Exemple d’une affiche présentant des personnages diversifiés dans des positions valorisantes, un facteur crucial pour l’égalité. Propriété d’Efimeral Events.
Enfin, nous devons également nous pencher sur la représentation physique de ce que nous créons et les images que nous diffusons. Potter aborde également ce point dans son livre. La représentation des images avec lesquelles nous illustrons nos jeux, les photos que nous diffusons de nos GN, etc. sont des points clés dans le JdR. Voici un exemple illustrant parfaitement cet axe de réflexion : Ariadne Vilu, l’une des organisatrices d’Efimeral Events (es), a écrit un post qui démontre que l’affichage d’images de femmes GNistes dans une campagne publicitaire payante sur Facebook a multiplié les inscriptions féminines au GN The Witcher qu’elle organisait. Il est donc plus que clair que la représentation joue un grand rôle.
Le rôle de la modération
Il vous appartient de couper court aux comportements racistes, sexistes, etc. dans vos espaces lorsque vous les constatez. Soyez ferme à ce sujet et, petit à petit, la communauté qui vous entoure changera, en particulier dans les espaces de discussion tels que les forums, les serveurs Discord et Telegram, ou même lors des débats en convention. Si vous indiquez clairement que vous désapprouvez de tels comportements, vous éviterez qu’ils se reproduisent.
Lorsque j’aborde ce sujet, je cite souvent l’exemple du groupe Telegram « Charlas desde Shadowlands » qui est modéré par l’admin du groupe lui-même. La seule fois où un nouveau venu a dépassé les bornes avec une blague sexiste, l’équipe de modération est intervenue très rapidement en disant qu’un tel comportement n’était pas autorisé dans ce groupe, le tout sans essayer de débattre avec lui. Au-delà d’avoir été plus qu’efficace, le fait de savoir que de telles choses ne sont pas autorisées et que les responsables du groupe sont prêts à s’exprimer et à défendre les autres dans de telles situations m’a permis de me sentir en sécurité dans ce groupe.
Il est donc important que le protocole que nous allons adopter soit parfaitement clair, de même que les mesures disciplinaires qui l’accompagneront.

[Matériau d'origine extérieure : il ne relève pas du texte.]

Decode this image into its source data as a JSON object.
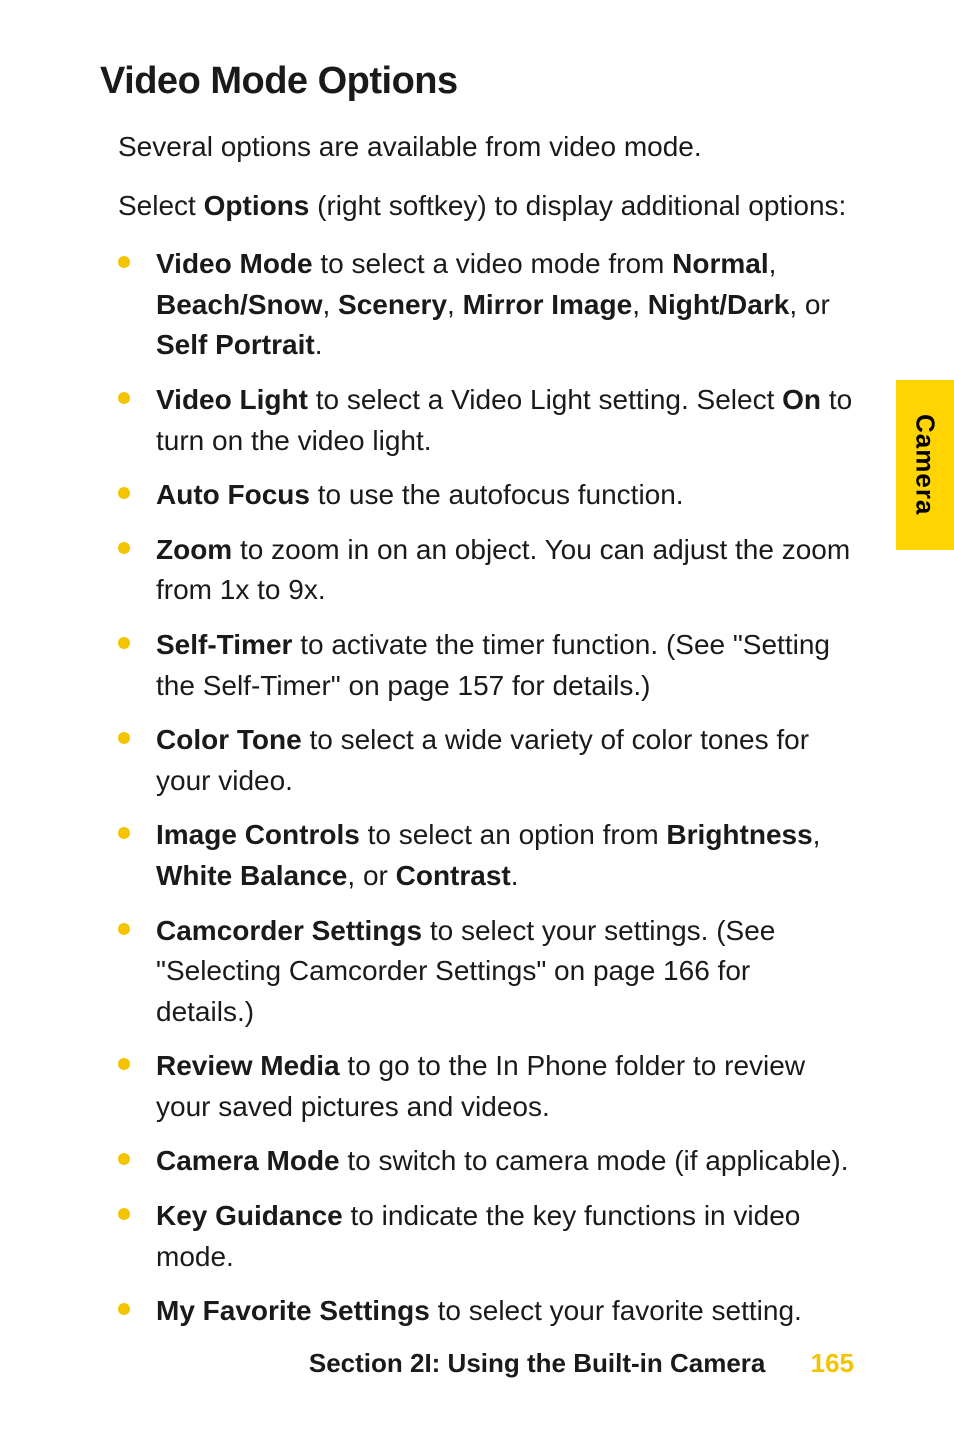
{
  "heading": "Video Mode Options",
  "intro1": "Several options are available from video mode.",
  "intro2_pre": "Select ",
  "intro2_bold": "Options",
  "intro2_post": " (right softkey) to display additional options:",
  "items": {
    "i0": {
      "b0": "Video Mode",
      "t0": " to select a video mode from ",
      "b1": "Normal",
      "t1": ", ",
      "b2": "Beach/Snow",
      "t2": ", ",
      "b3": "Scenery",
      "t3": ", ",
      "b4": "Mirror Image",
      "t4": ", ",
      "b5": "Night/Dark",
      "t5": ", or ",
      "b6": "Self Portrait",
      "t6": "."
    },
    "i1": {
      "b0": "Video Light",
      "t0": " to select a Video Light setting. Select ",
      "b1": "On",
      "t1": " to turn on the video light."
    },
    "i2": {
      "b0": "Auto Focus",
      "t0": " to use the autofocus function."
    },
    "i3": {
      "b0": "Zoom",
      "t0": " to zoom in on an object. You can adjust the zoom from 1x to 9x."
    },
    "i4": {
      "b0": "Self-Timer",
      "t0": " to activate the timer function. (See \"Setting the Self-Timer\" on page 157 for details.)"
    },
    "i5": {
      "b0": "Color Tone",
      "t0": " to select a wide variety of color tones for your video."
    },
    "i6": {
      "b0": "Image Controls",
      "t0": " to select an option from ",
      "b1": "Brightness",
      "t1": ", ",
      "b2": "White Balance",
      "t2": ", or ",
      "b3": "Contrast",
      "t3": "."
    },
    "i7": {
      "b0": "Camcorder Settings",
      "t0": " to select your settings. (See \"Selecting Camcorder Settings\" on page 166 for details.)"
    },
    "i8": {
      "b0": "Review Media",
      "t0": " to go to the In Phone folder to review your saved pictures and videos."
    },
    "i9": {
      "b0": "Camera Mode",
      "t0": " to switch to camera mode (if applicable)."
    },
    "i10": {
      "b0": "Key Guidance",
      "t0": " to indicate the key functions in video mode."
    },
    "i11": {
      "b0": "My Favorite Settings",
      "t0": " to select your favorite setting."
    }
  },
  "side_tab": "Camera",
  "footer_section": "Section 2I: Using the Built-in Camera",
  "footer_page": "165"
}
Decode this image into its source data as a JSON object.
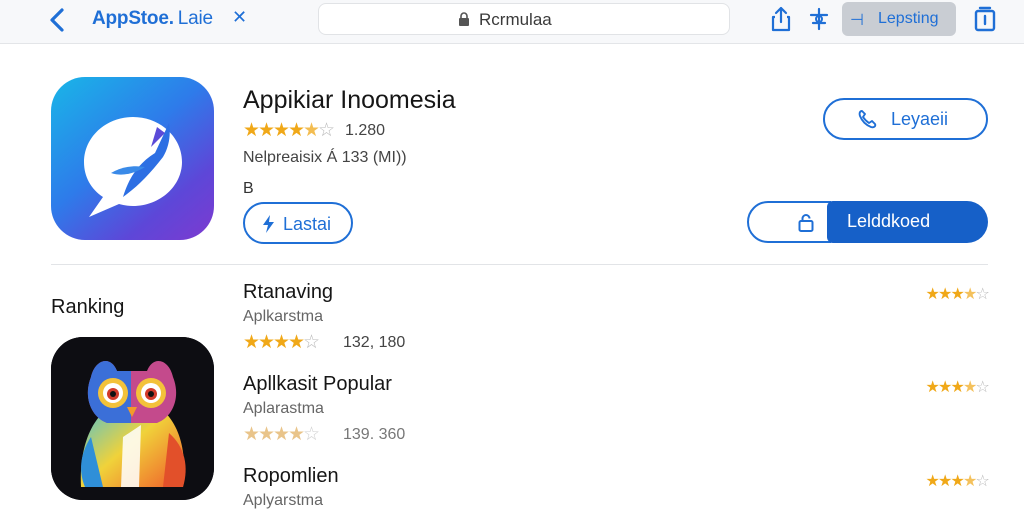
{
  "toolbar": {
    "brand": "AppStoe.",
    "brand_sub": "Laie",
    "close_glyph": "✕",
    "address": "Rcrmulaa",
    "segment_label": "Lepsting",
    "segment_icon": "⊣",
    "icons": {
      "back": "chevron-left-icon",
      "lock": "lock-icon",
      "share": "share-icon",
      "tool": "puzzle-icon",
      "tabs": "tabs-icon"
    }
  },
  "app": {
    "title": "Appikiar Inoomesia",
    "rating": 4.5,
    "rating_count": "1.280",
    "developer_line": "Nelpreaisix Á 133 (MI))",
    "small_label": "B",
    "left_button": "Lastai",
    "call_button": "Leyaeii",
    "action_button": "Lelddkoed"
  },
  "ranking": {
    "section_title": "Ranking",
    "items": [
      {
        "title": "Rtanaving",
        "subtitle": "Aplkarstma",
        "stars": 4,
        "count": "132, 180",
        "right_stars": 3.5,
        "faded": false
      },
      {
        "title": "Apllkasit Popular",
        "subtitle": "Aplarastma",
        "stars": 4,
        "count": "139. 360",
        "right_stars": 3.5,
        "faded": true
      },
      {
        "title": "Ropomlien",
        "subtitle": "Aplyarstma",
        "stars": null,
        "count": "",
        "right_stars": 3.5,
        "faded": false
      }
    ]
  },
  "colors": {
    "accent": "#1f6fd6",
    "action_fill": "#1660c8",
    "star": "#f0a818"
  }
}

Il est beaucoup plus facile de modérer un espace et d’appliquer des sanctions si nécessaire lorsque les règles sont claires.
Que doit contenir une « politique de lutte contre le harcèlement / un protocole de sécurité » ?

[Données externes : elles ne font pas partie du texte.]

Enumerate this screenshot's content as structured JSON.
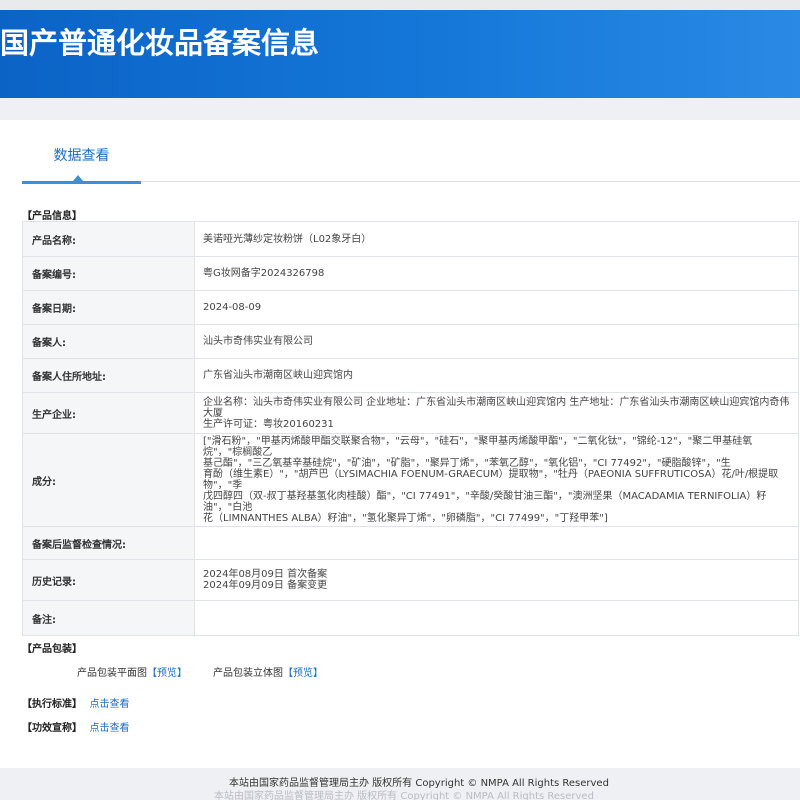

Si vous souhaitez mettre en place des protocoles de sécurité qui facilitent votre modération, je vous conseille d’adopter un protocole adapté à chacune de vos activités GNistes et en présentiel. De plus, il est essentiel que vous élaboriez avec soin votre protocole, car votre marge de manœuvre dépendra généralement de ce qu’il contient. Si vous voulez en savoir plus à ce sujet, le Santuario de Selene (es) propose un guide plutôt bien fait en constante évolution.

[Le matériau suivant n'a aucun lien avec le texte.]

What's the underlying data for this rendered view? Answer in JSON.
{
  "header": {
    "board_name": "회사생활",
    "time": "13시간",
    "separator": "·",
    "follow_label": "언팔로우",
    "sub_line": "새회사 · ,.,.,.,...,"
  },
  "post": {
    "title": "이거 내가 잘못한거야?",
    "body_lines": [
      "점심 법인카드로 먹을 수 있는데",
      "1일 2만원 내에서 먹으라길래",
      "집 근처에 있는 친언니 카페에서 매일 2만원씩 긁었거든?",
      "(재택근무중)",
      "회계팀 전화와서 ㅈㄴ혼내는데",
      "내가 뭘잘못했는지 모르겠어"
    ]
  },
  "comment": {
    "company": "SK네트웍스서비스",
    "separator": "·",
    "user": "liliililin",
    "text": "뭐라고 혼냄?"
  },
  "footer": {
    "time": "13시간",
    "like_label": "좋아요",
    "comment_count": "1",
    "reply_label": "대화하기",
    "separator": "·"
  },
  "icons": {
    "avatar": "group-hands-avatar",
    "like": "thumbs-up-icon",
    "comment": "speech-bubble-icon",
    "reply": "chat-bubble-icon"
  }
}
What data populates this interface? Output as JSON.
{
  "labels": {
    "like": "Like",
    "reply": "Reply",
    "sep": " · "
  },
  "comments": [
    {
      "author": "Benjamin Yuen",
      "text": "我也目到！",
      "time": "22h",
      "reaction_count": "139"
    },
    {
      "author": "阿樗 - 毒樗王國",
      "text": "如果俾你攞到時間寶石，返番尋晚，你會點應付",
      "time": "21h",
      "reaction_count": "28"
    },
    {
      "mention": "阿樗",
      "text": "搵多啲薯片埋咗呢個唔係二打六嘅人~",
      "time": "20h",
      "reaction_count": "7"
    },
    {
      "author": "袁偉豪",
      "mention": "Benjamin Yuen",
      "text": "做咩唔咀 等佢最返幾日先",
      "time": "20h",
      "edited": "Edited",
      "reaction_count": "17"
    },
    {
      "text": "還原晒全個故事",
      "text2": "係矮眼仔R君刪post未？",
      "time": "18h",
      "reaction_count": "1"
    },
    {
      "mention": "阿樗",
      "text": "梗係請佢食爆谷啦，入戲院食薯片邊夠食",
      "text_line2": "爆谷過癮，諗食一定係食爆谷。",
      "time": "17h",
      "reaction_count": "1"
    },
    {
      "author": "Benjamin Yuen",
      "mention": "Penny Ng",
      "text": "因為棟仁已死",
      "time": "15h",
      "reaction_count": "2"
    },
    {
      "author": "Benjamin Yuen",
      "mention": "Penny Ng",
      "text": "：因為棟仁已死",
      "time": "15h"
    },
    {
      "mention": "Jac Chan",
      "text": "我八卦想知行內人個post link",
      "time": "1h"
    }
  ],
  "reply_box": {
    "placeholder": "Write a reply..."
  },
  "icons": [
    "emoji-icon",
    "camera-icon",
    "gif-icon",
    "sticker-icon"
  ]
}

Voici mes conseils personnels :
- Indiquez clairement les outils de sécurité que vous allez utiliser (avant, pendant et après l’événement).
- Déterminez s’il y aura une salle sécurisée et/ou un point violet, ou des agents qui incarnent ce point violet.
- Indiquez clairement où il faut se rendre en cas d’incident.
- Établissez un système d’incidents avec les sanctions correspondantes.
- Expliquez si vous appliquerez un processus de signalisation et/ou des listes ouvertes de participantes.
La signalisation est un outil de sécurité utilisé avant le début d’un événement, en particulier dans le cas des GN, et son importance est d’autant plus grande s’il s’agit de petits événements avec des intrigues prédéterminées. La signalisation consiste à envoyer à tout le monde les listes des personnes présentes à l’événement et à donner une date limite pour faire part d’éventuelles préoccupations en matière de sécurité. Cela se fait par le biais de « drapeaux », d’où son nom [en anglais « flagging » (NDT)] :
- Drapeau vert (ou ne rien dire) : tout va bien.
- Drapeau jaune : j’ai des problèmes avec cette personne et je préfère ne pas la croiser, sauf de loin.
- Drapeau rouge : cette personne constitue un problème de sécurité lors d’un événement ou je ne veux pas du tout la croiser.
Cet outil vous permet de retirer de vos événements les personnes dont vous ne saviez pas qu’elles sont problématiques ; mais aussi de séparer les personnes qui pourraient potentiellement entrer en conflit (par exemple, si vous organisez plusieurs sessions du même GN) et de faire en sorte que tout le monde se sente à l’aise.
Il n’y a rien de pire que d’arriver à un événement que vous attendez avec impatience et de tomber sur une personne que vous ne désirez surtout pas voir ou qui vous a harcelée par le passé. L’utilisation de listes ouvertes permet de vous assurer que, si cela ne pose pas de problème de sécurité pour les autres, quelqu’un peut partir sans subir un choc émotionnel qui aurait un impact à la fois sur la personne et sur le GN.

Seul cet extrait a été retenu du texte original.